The Court tempered its decision with a few “caveats,” reminding the parties that plaintiffs invoking the discovery rule must demonstrate reasonable diligence. The Court remanded the case to the trial court to decide whether the claims survived the statute of limitations under the discovery rule.

The supreme court then rejected the defendants’ additional arguments that their constitutional rights were violated by the court of appeals’ summary disposition of the case (itself seven pages long). See Wis. Ct. App. IOP VI-1. Summary disposition is fairly common, last year accounting for 27% of the court’s case terminations—718 cases in all including 15 summary reversals. And there was no problem using the procedure here where the court of appeals simply applied its fully explicated decision from a parallel case.

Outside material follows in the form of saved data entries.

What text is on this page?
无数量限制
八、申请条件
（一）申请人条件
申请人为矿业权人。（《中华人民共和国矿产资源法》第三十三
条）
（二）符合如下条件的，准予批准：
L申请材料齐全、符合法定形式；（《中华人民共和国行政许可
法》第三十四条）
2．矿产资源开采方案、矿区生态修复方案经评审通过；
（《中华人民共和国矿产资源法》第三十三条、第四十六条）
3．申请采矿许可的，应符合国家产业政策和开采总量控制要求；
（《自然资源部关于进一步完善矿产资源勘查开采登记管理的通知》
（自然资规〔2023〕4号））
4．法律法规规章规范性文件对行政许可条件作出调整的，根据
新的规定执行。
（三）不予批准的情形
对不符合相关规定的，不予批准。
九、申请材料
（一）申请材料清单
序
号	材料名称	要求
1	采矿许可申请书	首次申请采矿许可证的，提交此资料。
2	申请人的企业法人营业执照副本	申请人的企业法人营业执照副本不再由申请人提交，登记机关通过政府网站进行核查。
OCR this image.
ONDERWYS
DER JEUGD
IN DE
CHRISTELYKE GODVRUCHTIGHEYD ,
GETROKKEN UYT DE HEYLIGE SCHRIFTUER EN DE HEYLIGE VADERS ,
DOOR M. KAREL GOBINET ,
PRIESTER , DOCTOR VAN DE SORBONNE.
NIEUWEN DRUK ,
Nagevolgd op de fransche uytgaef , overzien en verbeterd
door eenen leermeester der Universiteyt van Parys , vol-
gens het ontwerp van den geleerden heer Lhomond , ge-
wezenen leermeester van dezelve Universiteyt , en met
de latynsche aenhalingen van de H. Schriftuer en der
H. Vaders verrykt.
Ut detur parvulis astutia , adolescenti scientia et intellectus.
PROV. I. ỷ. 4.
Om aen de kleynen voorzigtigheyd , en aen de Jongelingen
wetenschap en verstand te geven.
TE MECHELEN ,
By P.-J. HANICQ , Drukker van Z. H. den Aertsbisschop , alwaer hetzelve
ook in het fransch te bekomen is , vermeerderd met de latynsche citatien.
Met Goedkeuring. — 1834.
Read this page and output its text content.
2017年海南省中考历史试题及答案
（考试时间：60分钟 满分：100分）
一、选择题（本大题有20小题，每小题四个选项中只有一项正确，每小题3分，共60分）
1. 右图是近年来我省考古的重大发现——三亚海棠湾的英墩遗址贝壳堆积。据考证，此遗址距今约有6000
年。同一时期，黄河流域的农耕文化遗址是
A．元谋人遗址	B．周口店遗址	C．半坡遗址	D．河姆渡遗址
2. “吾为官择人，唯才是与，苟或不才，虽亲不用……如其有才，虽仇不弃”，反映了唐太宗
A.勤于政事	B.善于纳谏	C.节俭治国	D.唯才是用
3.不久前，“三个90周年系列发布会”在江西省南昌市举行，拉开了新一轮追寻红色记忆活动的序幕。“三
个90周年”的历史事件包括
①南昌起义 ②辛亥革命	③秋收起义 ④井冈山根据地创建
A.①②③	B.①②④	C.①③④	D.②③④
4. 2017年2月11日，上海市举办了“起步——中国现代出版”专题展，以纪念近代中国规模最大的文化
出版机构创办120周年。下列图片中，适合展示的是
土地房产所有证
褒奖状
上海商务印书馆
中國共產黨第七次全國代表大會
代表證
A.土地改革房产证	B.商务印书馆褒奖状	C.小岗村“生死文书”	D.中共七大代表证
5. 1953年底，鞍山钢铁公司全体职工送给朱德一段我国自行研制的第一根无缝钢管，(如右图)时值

This decision applies only to what must be a small class of wrongful death/survival cases where the identity of the tortfeasor was not known when the victim died. Therefore, the claims revived by the Court’s decision are necessarily difficult to defend; the victim has died, and more than three years have passed since the alleged injury. The Court pointed out that—because Hansen is a policy-based rule—“very old claims” that place “too unreasonable a burden” on defendants may still be barred on policy grounds. ¶69.

Chief Justice Roggensack, joined by Justice Ziegler, dissented on the principal issue. They concluded that wrongful death actions accrue at death and that survival actions accrue no later than death.